Where is your Ghost Deer?

Tomorrow It’s Amazon & Mozilla & Samsung

(tl;dr – I call sputnik on Google, Apple, and Facebook)

At any given point in tech culture, there are favorites. Favorite places to work, favorite companies to talk and write about. A few years ago the favorites were; Yahoo, Microsoft, and Google. Long ago, I’m sure the favorites were – IBM, Remington, and Smith-Corona. At one point, I’m sure Western Union was a favorite. Today, the favorites seem to be Apple, Facebook, and Google. Unsinkable.

Apple is at an inflection point. They’ve never had so much love and I’ve never felt so ambivalent about them. I like their laptops, keyboards, monitors, and trackpads. Their software efforts (merging of iOS & Mac OS X, app stores, the monstrosity that is iTunes, Ping) and awkward social & internet efforts really concern me. As much as I love their hardware – I’ve lost faith in their software.

Similarly the zeitgeist is turning from Google.
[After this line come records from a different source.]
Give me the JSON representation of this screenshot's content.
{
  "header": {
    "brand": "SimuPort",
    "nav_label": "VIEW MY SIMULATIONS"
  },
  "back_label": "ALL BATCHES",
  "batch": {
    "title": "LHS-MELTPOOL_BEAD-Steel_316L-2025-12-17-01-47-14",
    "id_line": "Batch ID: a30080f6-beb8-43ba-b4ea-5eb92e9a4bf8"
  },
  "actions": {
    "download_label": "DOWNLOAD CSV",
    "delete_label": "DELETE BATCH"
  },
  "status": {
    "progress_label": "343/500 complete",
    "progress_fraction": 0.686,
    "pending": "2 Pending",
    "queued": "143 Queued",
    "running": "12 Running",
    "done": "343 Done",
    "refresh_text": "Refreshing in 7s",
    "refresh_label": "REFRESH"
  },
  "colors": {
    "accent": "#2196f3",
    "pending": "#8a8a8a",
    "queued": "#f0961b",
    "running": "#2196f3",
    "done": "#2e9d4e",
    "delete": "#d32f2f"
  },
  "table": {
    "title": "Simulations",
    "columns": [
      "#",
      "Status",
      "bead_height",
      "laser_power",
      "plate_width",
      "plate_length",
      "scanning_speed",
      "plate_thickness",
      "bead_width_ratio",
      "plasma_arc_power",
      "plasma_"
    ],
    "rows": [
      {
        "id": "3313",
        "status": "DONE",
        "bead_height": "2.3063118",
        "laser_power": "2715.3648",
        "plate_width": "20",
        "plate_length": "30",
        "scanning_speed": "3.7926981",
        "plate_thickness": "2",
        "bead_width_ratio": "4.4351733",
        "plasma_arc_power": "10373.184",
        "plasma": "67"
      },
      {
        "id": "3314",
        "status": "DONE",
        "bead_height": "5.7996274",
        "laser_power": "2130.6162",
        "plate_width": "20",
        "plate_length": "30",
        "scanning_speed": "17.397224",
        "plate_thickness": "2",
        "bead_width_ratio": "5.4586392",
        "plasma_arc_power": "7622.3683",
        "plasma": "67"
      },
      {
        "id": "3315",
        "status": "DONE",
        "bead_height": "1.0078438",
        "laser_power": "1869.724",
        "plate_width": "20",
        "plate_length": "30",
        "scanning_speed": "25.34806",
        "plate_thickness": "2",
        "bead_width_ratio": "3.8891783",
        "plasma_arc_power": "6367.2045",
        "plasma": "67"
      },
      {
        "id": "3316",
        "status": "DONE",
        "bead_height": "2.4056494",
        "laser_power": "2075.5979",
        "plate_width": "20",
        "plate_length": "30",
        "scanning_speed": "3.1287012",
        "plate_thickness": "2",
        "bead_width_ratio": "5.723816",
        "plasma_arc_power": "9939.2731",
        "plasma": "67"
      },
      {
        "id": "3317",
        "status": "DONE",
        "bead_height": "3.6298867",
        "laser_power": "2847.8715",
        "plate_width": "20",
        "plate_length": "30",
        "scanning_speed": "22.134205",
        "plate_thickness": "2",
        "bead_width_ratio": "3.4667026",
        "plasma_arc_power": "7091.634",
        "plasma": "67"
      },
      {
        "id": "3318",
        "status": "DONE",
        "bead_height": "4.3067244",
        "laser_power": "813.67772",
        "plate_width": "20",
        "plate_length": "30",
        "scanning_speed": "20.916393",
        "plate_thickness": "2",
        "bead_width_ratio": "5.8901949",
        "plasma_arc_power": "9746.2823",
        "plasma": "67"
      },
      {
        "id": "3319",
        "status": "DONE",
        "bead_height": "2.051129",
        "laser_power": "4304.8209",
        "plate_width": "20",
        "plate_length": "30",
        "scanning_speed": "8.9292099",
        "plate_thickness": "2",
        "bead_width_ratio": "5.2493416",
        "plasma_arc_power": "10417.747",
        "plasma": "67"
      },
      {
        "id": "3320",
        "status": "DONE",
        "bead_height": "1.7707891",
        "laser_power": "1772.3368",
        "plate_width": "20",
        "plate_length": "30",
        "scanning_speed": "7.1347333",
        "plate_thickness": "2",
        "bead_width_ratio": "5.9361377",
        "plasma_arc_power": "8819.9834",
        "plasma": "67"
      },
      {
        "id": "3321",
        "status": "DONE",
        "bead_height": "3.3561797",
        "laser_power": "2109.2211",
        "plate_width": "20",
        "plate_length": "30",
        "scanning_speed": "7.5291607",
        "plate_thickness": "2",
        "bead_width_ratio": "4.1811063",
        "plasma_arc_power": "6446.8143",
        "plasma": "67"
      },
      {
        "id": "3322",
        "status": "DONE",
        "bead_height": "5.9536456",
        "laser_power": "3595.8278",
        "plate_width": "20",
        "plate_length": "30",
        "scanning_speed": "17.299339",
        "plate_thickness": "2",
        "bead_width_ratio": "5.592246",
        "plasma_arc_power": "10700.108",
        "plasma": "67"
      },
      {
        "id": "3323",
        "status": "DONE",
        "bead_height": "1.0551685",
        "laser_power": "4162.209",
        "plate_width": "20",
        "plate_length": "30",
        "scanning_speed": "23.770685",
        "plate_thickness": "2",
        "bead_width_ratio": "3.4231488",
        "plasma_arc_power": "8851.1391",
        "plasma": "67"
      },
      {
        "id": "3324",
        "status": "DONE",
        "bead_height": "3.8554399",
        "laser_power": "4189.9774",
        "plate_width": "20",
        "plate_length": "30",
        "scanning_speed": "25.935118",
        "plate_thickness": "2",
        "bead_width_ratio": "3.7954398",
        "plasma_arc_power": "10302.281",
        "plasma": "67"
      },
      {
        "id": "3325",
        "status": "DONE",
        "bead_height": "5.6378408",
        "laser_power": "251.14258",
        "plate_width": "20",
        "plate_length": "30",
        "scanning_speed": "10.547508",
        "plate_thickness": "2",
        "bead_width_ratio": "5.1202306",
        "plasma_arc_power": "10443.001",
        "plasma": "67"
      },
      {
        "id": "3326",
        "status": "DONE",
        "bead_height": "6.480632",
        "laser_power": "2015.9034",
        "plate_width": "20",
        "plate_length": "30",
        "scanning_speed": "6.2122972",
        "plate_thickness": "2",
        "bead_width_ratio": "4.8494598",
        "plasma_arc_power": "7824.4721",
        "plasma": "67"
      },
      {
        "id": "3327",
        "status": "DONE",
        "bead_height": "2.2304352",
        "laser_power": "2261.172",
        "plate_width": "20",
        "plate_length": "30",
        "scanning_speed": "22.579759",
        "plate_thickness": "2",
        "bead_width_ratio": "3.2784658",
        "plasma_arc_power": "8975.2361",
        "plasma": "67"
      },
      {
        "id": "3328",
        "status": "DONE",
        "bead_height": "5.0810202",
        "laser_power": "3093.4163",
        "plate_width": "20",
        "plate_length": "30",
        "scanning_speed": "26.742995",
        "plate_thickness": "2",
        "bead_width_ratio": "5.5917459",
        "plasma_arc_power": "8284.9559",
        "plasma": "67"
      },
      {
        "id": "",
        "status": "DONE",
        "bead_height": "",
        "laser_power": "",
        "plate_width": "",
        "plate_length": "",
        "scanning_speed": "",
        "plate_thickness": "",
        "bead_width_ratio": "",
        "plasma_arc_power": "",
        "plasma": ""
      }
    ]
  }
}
It’s in the air – you can smell it. The Google Search Results page – once the example of how to make an excitingly useful product without any crap – is increasing fully of it. Confusing, cluttered, and filled with spam and tracking bugs. The recently launched Google+ is a hail-mary and that’s turning into a sock puppet. Their fixation on ‘real names’ and introducing a ‘+name’ rather than the established ‘@name’ is as trite and silly as Microsoft moving the close button across the screen in Windows. Or the British putting ‘u’s in words that shouldn’t have them.

I commend Google on the mass-shuttering projects not core to their advertising businesses – Google Labs, and so many others. I think they should continue that trend and reduce their core offerings to 4.

Their complex and conflicted relationships with both open-source software and personal privacy concerns me. Additionally, I currently see Google’s $0 offerings as a strong disincentive for continued innovation – for both Google and other market entrants. The the last time there was an exciting new email client was…um…when Facebook opened to the general public?

All the while, there’s great, foundational work being done by non-favorites.

Amazon’s uniquely positioned to drive the commercial web, providing common sense personal privacy, and fostering web-based innovation as reasonable prices – look at Amazon Web Services and the Amazon Kindle. There’s a platform and a channel – and I’m not sure which is which. Plus, every transaction has a price. How ever small. That non-zero price makes all the difference. And unlike Google & Facebook, Amazon’s not promoting their use of sexy, open source technologies as a recruitment tool. Amazon is the straight-forward, commercial web.

Mozilla is continually re-thinking the web browser. Their vision accommodates multiple devices, multiple experiences, a notion of privacy, both live connections and offline (Firefox Sync, Aurora, etc). This will be an increasingly strong use case. My work with Kernest has shown me how much our web experience is reliant on the browser vendors’ vision of the internet. Having consistencies across those experiences makes them all more usable – and Mozilla is innovating here.

To me, Samsung has the second best hardware in all of tech-land (Apple’s lawyers have argued Samsung has the best hardware). I’ve only two complaints about the Galaxy S 4G handset; measly 1-day long stand-by battery life, it’s tied to Google. Once Samsung relaunches a Teflon-ed version of the Galaxy Tab – they’ll have the high-end mobile hardware market.